I received my COVID vaccinations at the county courthouse, a quick and painless endeavor with friendly folks all around.

Walker Automotive is a stone’s throw from the Democrat office, which made it easy for me to drop off my car in the mornings, walk to work and go back in the afternoons after it had been serviced. The folks at Walker Automotive have been friendly and fair, and I enjoy petting their friendly shop mascot, a bull terrier that looks like Spuds MacKenzie.

Another favorite pastime has been listening to live music on the patio at Northside Remedy while sipping an incredible hot tea drink they sell called the London Fog.

Every year for a Christmas present, I treat my parents to a night out at a fancy restaurant. This year, I took them to Zenos on the Square, and we loved the food and the experience. We enjoyed tasty trips to Fire Oak Grill and Beefmaster, too.

The people are what stand out most to me when I think about my time spent in Weatherford and Parker and Palo Pinto counties. I’ve been called “sir” more times in the past year than I have in my previous six decades on earth. Kids here have been respectful and friendly and acted far more mature than I recall myself or my friends ever being at that age. Working so closely with kids for the first time in my life makes me certain that the world’s future is in sturdy hands.

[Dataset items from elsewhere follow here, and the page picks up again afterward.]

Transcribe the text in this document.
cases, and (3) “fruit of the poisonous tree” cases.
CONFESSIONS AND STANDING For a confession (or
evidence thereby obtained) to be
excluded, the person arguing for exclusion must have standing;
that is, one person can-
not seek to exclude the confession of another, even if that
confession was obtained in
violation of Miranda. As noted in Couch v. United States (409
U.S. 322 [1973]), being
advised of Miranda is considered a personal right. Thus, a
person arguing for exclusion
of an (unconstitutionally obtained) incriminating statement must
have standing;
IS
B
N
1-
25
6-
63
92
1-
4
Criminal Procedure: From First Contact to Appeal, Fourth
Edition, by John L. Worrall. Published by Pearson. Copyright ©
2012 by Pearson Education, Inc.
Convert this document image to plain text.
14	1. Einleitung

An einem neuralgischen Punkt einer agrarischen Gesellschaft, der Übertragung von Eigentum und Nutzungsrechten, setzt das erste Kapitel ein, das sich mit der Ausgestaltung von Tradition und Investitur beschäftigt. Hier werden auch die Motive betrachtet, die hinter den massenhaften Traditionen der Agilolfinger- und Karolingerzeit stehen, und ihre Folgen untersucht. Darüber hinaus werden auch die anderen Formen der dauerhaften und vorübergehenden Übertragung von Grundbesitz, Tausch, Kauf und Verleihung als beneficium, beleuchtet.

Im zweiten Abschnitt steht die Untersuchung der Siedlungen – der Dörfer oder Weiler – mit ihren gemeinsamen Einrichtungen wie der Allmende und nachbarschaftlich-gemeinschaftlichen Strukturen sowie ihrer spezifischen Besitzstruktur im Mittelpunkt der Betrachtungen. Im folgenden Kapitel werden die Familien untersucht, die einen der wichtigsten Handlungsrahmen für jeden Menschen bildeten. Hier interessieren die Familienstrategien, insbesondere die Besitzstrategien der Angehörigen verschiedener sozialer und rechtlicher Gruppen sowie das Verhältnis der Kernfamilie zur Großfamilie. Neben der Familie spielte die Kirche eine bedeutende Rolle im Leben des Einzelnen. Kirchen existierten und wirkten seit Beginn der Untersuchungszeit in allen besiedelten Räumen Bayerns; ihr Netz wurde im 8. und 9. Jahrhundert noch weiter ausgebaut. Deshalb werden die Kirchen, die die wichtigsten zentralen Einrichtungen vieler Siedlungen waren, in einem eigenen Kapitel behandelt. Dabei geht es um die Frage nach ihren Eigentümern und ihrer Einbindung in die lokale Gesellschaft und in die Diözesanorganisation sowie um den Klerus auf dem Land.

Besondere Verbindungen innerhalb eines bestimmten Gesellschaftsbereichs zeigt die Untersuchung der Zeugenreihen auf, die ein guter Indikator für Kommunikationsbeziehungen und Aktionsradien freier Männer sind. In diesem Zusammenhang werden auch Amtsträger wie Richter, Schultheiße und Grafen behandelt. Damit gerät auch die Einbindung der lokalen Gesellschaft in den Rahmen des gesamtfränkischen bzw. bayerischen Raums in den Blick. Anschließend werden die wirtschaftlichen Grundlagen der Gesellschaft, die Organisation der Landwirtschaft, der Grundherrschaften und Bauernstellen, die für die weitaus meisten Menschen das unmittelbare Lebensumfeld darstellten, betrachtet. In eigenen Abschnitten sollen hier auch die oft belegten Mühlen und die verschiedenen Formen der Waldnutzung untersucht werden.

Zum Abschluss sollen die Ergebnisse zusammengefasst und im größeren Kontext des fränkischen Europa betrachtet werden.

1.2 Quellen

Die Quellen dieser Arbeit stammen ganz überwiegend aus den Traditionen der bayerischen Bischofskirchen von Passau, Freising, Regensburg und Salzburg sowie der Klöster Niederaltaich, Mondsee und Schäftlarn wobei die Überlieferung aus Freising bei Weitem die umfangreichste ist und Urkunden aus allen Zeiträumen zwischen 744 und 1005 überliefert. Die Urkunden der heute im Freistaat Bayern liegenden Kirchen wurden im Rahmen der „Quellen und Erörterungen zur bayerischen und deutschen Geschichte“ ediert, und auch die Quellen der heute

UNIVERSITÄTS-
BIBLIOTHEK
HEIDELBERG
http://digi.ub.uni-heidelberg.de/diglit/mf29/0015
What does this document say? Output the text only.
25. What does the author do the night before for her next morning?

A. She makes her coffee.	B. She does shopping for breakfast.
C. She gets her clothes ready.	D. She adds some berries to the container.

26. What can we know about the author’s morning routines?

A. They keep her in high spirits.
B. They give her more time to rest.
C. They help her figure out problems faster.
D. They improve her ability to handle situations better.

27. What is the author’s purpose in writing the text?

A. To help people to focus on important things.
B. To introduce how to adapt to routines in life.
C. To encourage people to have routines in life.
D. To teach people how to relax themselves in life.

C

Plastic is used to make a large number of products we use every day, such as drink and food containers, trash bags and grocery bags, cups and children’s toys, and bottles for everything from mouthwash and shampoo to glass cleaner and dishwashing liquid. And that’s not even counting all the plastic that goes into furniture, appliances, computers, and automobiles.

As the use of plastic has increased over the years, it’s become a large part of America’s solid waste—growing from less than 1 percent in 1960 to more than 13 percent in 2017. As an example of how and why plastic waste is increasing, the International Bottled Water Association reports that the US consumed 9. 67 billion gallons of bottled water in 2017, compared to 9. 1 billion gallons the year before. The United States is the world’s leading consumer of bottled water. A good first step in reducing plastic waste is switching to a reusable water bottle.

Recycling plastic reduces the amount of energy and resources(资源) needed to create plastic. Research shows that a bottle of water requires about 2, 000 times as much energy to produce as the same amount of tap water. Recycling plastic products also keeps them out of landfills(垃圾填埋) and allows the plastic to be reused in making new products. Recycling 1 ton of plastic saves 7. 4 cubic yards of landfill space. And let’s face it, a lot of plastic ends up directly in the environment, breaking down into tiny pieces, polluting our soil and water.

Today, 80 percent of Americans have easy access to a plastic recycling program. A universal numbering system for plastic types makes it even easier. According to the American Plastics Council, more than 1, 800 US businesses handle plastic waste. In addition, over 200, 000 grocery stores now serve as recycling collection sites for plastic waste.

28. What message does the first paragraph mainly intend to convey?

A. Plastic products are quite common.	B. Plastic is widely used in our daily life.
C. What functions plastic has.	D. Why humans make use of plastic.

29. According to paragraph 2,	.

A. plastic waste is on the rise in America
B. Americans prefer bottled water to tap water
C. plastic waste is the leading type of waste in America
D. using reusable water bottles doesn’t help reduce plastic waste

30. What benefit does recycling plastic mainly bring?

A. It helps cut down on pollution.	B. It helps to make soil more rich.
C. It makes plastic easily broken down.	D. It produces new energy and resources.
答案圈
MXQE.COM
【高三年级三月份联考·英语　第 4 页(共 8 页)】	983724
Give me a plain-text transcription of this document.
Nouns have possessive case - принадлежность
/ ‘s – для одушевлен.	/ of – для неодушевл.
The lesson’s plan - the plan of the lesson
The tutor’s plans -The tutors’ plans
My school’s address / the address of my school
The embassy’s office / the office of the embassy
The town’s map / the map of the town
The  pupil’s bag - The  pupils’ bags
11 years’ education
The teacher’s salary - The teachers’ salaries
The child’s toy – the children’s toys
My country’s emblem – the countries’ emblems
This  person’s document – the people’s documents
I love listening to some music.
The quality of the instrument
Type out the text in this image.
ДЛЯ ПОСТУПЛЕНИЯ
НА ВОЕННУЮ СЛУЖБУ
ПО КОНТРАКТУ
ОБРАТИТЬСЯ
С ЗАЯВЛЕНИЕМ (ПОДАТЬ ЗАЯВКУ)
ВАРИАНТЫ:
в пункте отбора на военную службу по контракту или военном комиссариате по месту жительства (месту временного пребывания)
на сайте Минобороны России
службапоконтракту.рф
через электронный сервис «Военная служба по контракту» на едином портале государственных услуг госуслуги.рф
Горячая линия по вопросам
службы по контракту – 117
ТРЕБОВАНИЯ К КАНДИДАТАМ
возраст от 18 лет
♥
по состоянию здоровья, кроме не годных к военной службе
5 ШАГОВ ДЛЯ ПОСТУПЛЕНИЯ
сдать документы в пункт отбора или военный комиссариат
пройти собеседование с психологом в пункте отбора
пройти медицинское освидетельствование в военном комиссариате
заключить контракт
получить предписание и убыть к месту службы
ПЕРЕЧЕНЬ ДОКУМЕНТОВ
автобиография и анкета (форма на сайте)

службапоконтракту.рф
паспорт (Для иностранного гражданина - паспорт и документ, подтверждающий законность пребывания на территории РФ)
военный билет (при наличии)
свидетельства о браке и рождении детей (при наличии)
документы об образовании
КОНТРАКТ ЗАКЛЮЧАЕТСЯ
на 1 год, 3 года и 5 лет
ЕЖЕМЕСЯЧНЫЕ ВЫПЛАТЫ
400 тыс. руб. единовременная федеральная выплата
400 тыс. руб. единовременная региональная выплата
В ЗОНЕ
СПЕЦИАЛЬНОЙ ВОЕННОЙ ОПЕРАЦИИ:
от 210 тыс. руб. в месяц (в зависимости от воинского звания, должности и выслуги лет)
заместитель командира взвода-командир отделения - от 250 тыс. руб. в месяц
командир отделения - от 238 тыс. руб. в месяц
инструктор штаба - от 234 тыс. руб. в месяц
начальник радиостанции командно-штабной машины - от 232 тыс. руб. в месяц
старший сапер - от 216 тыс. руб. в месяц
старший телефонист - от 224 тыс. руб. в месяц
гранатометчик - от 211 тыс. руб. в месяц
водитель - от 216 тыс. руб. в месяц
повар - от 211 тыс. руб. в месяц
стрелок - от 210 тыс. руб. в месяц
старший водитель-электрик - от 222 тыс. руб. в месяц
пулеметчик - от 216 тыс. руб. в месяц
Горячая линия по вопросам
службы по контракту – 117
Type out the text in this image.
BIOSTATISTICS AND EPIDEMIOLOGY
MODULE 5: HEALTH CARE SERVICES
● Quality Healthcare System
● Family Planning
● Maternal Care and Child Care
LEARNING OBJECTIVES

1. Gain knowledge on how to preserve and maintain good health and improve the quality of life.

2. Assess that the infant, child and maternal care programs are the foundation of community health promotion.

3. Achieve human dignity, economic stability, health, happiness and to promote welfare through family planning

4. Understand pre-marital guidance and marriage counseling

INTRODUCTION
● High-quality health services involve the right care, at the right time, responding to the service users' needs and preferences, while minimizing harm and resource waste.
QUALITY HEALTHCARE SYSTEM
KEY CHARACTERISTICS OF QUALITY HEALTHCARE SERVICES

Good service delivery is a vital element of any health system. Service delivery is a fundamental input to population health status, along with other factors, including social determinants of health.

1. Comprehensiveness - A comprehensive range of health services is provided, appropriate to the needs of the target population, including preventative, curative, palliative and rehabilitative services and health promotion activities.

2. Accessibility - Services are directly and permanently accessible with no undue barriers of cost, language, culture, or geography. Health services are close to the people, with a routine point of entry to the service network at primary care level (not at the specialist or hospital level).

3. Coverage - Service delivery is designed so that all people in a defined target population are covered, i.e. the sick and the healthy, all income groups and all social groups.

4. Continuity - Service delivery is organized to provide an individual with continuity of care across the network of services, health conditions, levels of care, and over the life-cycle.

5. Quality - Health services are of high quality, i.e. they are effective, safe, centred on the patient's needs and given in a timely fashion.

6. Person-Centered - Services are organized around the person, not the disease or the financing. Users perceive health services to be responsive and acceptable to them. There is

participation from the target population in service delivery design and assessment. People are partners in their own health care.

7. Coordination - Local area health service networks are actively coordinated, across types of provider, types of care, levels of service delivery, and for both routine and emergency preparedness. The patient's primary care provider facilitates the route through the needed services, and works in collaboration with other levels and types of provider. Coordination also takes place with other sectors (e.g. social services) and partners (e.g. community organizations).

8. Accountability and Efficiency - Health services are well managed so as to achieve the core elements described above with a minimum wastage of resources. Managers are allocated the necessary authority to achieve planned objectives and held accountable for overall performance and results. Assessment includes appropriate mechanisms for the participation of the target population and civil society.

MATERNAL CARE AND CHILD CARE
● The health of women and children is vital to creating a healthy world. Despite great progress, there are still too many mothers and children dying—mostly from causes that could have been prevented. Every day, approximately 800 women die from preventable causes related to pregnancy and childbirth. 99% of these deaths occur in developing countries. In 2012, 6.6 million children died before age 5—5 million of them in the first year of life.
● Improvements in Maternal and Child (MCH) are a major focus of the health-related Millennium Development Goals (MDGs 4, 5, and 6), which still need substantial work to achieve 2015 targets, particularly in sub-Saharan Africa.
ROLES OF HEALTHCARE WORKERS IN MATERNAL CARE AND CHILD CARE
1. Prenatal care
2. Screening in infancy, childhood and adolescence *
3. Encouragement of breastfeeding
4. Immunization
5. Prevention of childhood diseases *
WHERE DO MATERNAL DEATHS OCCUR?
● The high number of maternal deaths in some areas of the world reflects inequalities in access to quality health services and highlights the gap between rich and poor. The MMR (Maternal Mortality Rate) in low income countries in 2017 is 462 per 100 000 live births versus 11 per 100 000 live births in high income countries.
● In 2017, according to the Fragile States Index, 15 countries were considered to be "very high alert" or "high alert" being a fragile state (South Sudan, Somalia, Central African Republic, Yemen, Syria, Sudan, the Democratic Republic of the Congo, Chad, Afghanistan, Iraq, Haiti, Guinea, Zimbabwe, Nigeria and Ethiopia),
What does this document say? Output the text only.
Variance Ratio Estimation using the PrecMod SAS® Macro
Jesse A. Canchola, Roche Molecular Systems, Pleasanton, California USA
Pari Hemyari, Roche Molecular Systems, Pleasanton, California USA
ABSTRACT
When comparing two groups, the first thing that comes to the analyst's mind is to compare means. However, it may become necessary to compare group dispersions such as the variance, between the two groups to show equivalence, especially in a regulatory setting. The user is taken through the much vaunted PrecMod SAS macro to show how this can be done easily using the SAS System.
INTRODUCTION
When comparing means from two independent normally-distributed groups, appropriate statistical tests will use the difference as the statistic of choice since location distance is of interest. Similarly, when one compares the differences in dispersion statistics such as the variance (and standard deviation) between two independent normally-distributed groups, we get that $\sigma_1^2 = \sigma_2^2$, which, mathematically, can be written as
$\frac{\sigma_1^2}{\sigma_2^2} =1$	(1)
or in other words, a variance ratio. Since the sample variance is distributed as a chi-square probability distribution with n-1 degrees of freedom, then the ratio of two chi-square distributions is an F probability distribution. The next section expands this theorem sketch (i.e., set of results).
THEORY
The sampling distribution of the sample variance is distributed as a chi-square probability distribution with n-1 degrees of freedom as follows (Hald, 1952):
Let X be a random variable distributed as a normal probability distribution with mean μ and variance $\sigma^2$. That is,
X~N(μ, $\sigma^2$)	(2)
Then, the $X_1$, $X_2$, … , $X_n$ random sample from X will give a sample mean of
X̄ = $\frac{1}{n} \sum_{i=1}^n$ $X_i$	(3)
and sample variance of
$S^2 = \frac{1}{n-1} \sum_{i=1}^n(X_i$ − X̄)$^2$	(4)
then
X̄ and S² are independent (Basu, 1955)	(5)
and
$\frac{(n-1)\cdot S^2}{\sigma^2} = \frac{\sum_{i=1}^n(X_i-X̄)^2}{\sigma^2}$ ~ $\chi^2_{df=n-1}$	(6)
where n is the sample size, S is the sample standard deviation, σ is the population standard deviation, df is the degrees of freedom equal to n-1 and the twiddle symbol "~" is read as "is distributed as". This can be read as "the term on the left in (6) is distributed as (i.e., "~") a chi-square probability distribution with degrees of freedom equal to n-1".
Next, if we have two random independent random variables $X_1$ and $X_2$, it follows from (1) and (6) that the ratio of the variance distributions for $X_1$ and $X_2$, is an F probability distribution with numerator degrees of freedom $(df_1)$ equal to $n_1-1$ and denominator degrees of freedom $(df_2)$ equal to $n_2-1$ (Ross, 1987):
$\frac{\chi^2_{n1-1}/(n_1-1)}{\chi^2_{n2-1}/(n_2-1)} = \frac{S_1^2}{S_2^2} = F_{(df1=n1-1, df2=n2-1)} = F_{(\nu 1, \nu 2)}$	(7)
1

This was my first sports writing job — I had been covering hard news for 30 years previously — and I had been warned by other writers to be wary of parents. They can be pushy and meddlesome, I was told.

Instead, some of my best story ideas came from proud parents. Also, they were quick to let me know when I had misspelled a name or misidentified someone, which allowed me to make quick corrections. We all want the same thing — accurate information delivered in an entertaining fashion. I never had a bad experience with a parent.

Something else making it hard to leave this paper is my appreciation for Editor Sally Sexton. Weatherford residents might not realize it, but you have a hometown girl working hard seven days a week to make the Democrat a valuable source of community news.

My year in Weatherford is one I’ll remember and cherish. Now that I know you’re here, and I like what I see, I’ll continue making forays. Where else can I get a London Fog in the company of good folks while listening to live music over the sound of passing traffic near a historic courthouse square in a city that’s been around since the 1800s?